Skywatch Line for Friday, March 1, through Sunday, March 3, 2024 written by Sam Salem

This is Dudley Observatory’s Skywatch Line for Friday, March 1, through Sunday, March 3, written by Sam Salem.

On Friday, Sun rises at 6:30am and sets at 5:45pm; Moon sets at 8:55am.

On Saturday and Sunday mornings, the Moon will be near the bright star Antares in Scorpius the Scorpion. The last-quarter Moon occurs at 10:23 am Saturday morning.

Venus, at magnitude –3.9, rises in the southeast while dawn is brightening. Try to locate it very low, 40 or 30 minutes before sunrise.

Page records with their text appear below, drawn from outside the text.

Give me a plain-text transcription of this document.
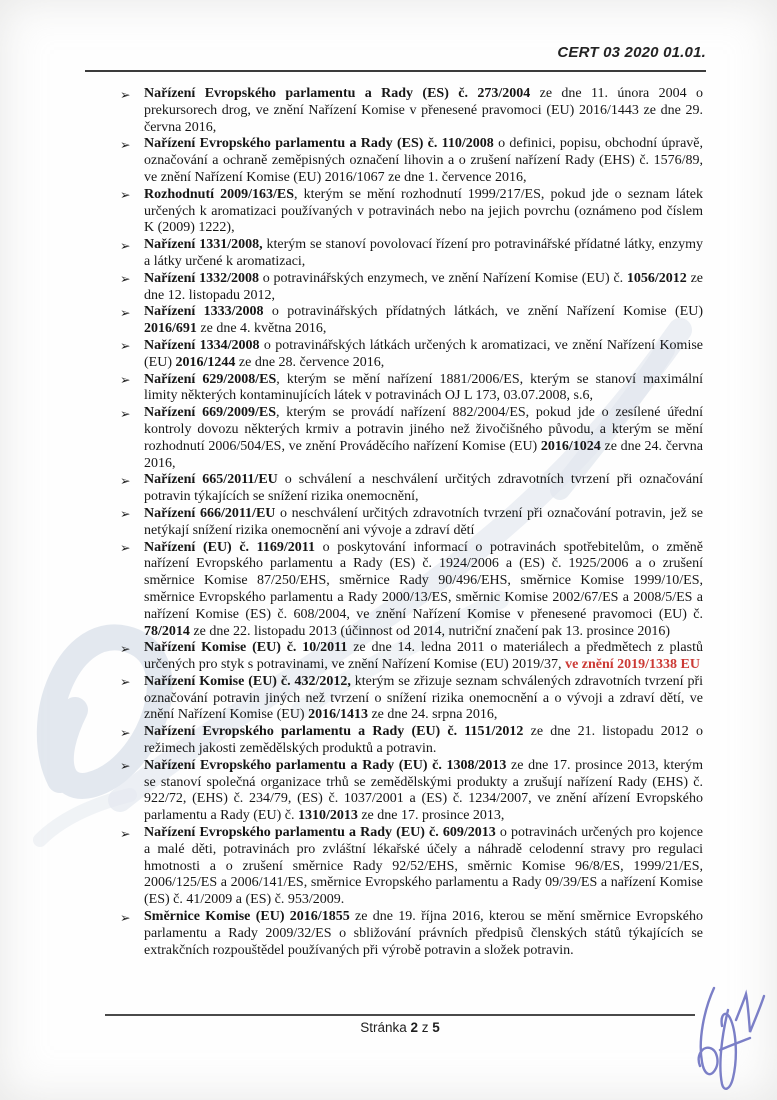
CERT 03 2020 01.01.
➢ Nařízení Evropského parlamentu a Rady (ES) č. 273/2004 ze dne 11. února 2004 o prekursorech drog, ve znění Nařízení Komise v přenesené pravomoci (EU) 2016/1443 ze dne 29. června 2016,
➢ Nařízení Evropského parlamentu a Rady (ES) č. 110/2008 o definici, popisu, obchodní úpravě, označování a ochraně zeměpisných označení lihovin a o zrušení nařízení Rady (EHS) č. 1576/89, ve znění Nařízení Komise (EU) 2016/1067 ze dne 1. července 2016,
➢ Rozhodnutí 2009/163/ES, kterým se mění rozhodnutí 1999/217/ES, pokud jde o seznam látek určených k aromatizaci používaných v potravinách nebo na jejich povrchu (oznámeno pod číslem K (2009) 1222),
➢ Nařízení 1331/2008, kterým se stanoví povolovací řízení pro potravinářské přídatné látky, enzymy a látky určené k aromatizaci,
➢ Nařízení 1332/2008 o potravinářských enzymech, ve znění Nařízení Komise (EU) č. 1056/2012 ze dne 12. listopadu 2012,
➢ Nařízení 1333/2008 o potravinářských přídatných látkách, ve znění Nařízení Komise (EU) 2016/691 ze dne 4. května 2016,
➢ Nařízení 1334/2008 o potravinářských látkách určených k aromatizaci, ve znění Nařízení Komise (EU) 2016/1244 ze dne 28. července 2016,
➢ Nařízení 629/2008/ES, kterým se mění nařízení 1881/2006/ES, kterým se stanoví maximální limity některých kontaminujících látek v potravinách OJ L 173, 03.07.2008, s.6,
➢ Nařízení 669/2009/ES, kterým se provádí nařízení 882/2004/ES, pokud jde o zesílené úřední kontroly dovozu některých krmiv a potravin jiného než živočišného původu, a kterým se mění rozhodnutí 2006/504/ES, ve znění Prováděcího nařízení Komise (EU) 2016/1024 ze dne 24. června 2016,
➢ Nařízení 665/2011/EU o schválení a neschválení určitých zdravotních tvrzení při označování potravin týkajících se snížení rizika onemocnění,
➢ Nařízení 666/2011/EU o neschválení určitých zdravotních tvrzení při označování potravin, jež se netýkají snížení rizika onemocnění ani vývoje a zdraví dětí
➢ Nařízení (EU) č. 1169/2011 o poskytování informací o potravinách spotřebitelům, o změně nařízení Evropského parlamentu a Rady (ES) č. 1924/2006 a (ES) č. 1925/2006 a o zrušení směrnice Komise 87/250/EHS, směrnice Rady 90/496/EHS, směrnice Komise 1999/10/ES, směrnice Evropského parlamentu a Rady 2000/13/ES, směrnic Komise 2002/67/ES a 2008/5/ES a nařízení Komise (ES) č. 608/2004, ve znění Nařízení Komise v přenesené pravomoci (EU) č. 78/2014 ze dne 22. listopadu 2013 (účinnost od 2014, nutriční značení pak 13. prosince 2016)
➢ Nařízení Komise (EU) č. 10/2011 ze dne 14. ledna 2011 o materiálech a předmětech z plastů určených pro styk s potravinami, ve znění Nařízení Komise (EU) 2019/37, ve znění 2019/1338 EU
➢ Nařízení Komise (EU) č. 432/2012, kterým se zřizuje seznam schválených zdravotních tvrzení při označování potravin jiných než tvrzení o snížení rizika onemocnění a o vývoji a zdraví dětí, ve znění Nařízení Komise (EU) 2016/1413 ze dne 24. srpna 2016,
➢ Nařízení Evropského parlamentu a Rady (EU) č. 1151/2012 ze dne 21. listopadu 2012 o režimech jakosti zemědělských produktů a potravin.
➢ Nařízení Evropského parlamentu a Rady (EU) č. 1308/2013 ze dne 17. prosince 2013, kterým se stanoví společná organizace trhů se zemědělskými produkty a zrušují nařízení Rady (EHS) č. 922/72, (EHS) č. 234/79, (ES) č. 1037/2001 a (ES) č. 1234/2007, ve znění ařízení Evropského parlamentu a Rady (EU) č. 1310/2013 ze dne 17. prosince 2013,
➢ Nařízení Evropského parlamentu a Rady (EU) č. 609/2013 o potravinách určených pro kojence a malé děti, potravinách pro zvláštní lékařské účely a náhradě celodenní stravy pro regulaci hmotnosti a o zrušení směrnice Rady 92/52/EHS, směrnic Komise 96/8/ES, 1999/21/ES, 2006/125/ES a 2006/141/ES, směrnice Evropského parlamentu a Rady 09/39/ES a nařízení Komise (ES) č. 41/2009 a (ES) č. 953/2009.
➢ Směrnice Komise (EU) 2016/1855 ze dne 19. října 2016, kterou se mění směrnice Evropského parlamentu a Rady 2009/32/ES o sbližování právních předpisů členských států týkajících se extrakčních rozpouštědel používaných při výrobě potravin a složek potravin.
Stránka 2 z 5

Jupiter, at magnitude –2.2 in the constellation of Aries, is the bright white dot high in the west in twilight, lower as evening grows later. It sets around 11 p.m. In a telescope, Jupiter has shrunk to only 36 arcseconds wide. Jupiter is now midway between Hamal (Alpha Arietis) a fist-width to its right, and Menkar (Alpha Ceti) a fist-width to its left. The two stars are magnitudes 2.0 and 2.5, respectively.

The bright star Capella is almost overhead and will lead you to the constellation Auriga the Charioteer. To be sure you’ve found Capella, look for a little triangle of stars nearby. Capella is sometimes called the Goat Star, and the little triangle of stars is an asterism called The Kids. After finding Capella, you can trace out the rest of this pentagon-shaped group of stars. Under dark skies, use binoculars to see the three fine Messier objects, M36, M37 and M38. They are open star clusters with distinct personalities when viewed with magnification.

Sirius blazes high in the south on the meridian by about 8 p.m. Using binoculars or a scope at low power, examine the spot 4° south of it, directly below it when on the meridian. Four degrees is somewhat less than the width of a typical binocular’s or finder-scope’s field of view. Look for a little patch of speckly gray haze. That’s the open star cluster M41. It’s about 2,300 light-years away. Its total magnitude adds up to 5.0.

Sirius, by comparison, is only 8.6 light-years away. Being so near, it shines some 400 times brighter than the entire cluster.

Look east after dusk for the constellation Leo the Lion already climbing well up the sky. Its brightest star is Regulus. The Sickle of Leo, about a fist and a half tall, extends upper left from there.

These moonless nights are a fine time to collect some telescopic triple stars. If you had to name one triple star of the winter sky it might be Beta (β) Monocerotis, a trio of hot B-type stars shaped like a series of knots in a kite’s tail. Few threesomes are as bright and exquisite as this gem. William Herschel called it “one of the most beautiful sights in the heavens.” Double stars are gorgeous enough, but adding a third star makes us wonder exactly who is orbiting whom. While triples are less common than doubles, their members continue to orbit the system’s center of mass. Often, two of the stars will form a closer, orbiting pair circled at a distance by the third member, a stable arrangement called hierarchical. Beta Monocerotis is likely a hierarchical system with the bright A star in a stable orbit around the tighter B-C pair. Beta Monocerotis lies in the southwestern

part of the faint constellation Monoceros the Unicorn, less than 4° from that star group’s border with Orion. Use a star chart to help you find it.